Primeiro, ignore o ruído de fundo, o barulho do RER, o barulho dos automóveis, o helicóptero sobrevoando, para concentrar sua atenção nos sons mais discretos, mais agudos e descontínuos dos pássaros. Depois, com o guia de formação LPO Olivier Païkine, passe destas pistas sonoras para a identificação visual, no emaranhado de ramos: “O melhor para memorizar, ele sabe, é ver o pássaro cantar, associar o canto e a imagem. » Ao redor do ornitólogo, cerca de vinte pessoas de todas as idades aguçam as orelhas e erguem os binóculos.

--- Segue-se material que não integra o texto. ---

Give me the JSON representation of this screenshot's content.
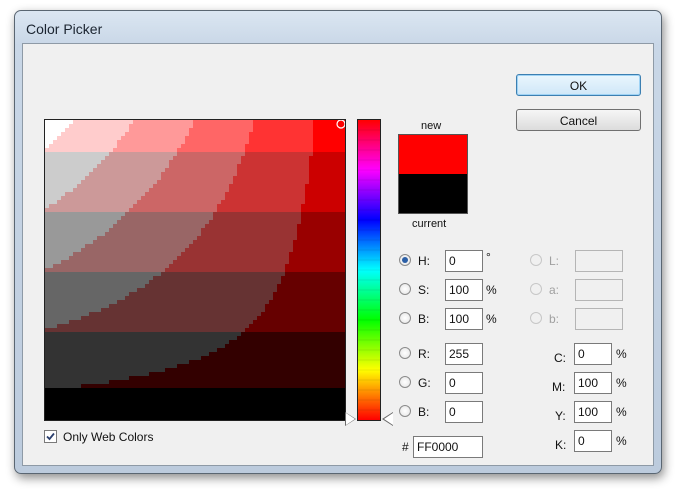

É uma pega, um corvo ou um tordo que acaba de lhes oferecer este concerto fugaz? Perplexidade do público. O guia quebra o suspense: “Era o tordo. Dá para ouvi-lo até no auge do inverno. Uma canção que se diz ser melancólica, em todo caso não muito raivosa, bastante assobiada e bastante variada, não um refrão como o do chapim ou do tentilhão, com uma espécie de tremolo…” Colocar palavras em um som é complicado, então imitações, “chique tchic tchic”O “pciiiiii pciiiiii”, O “chefe chaf” apoiar as tentativas de descrição.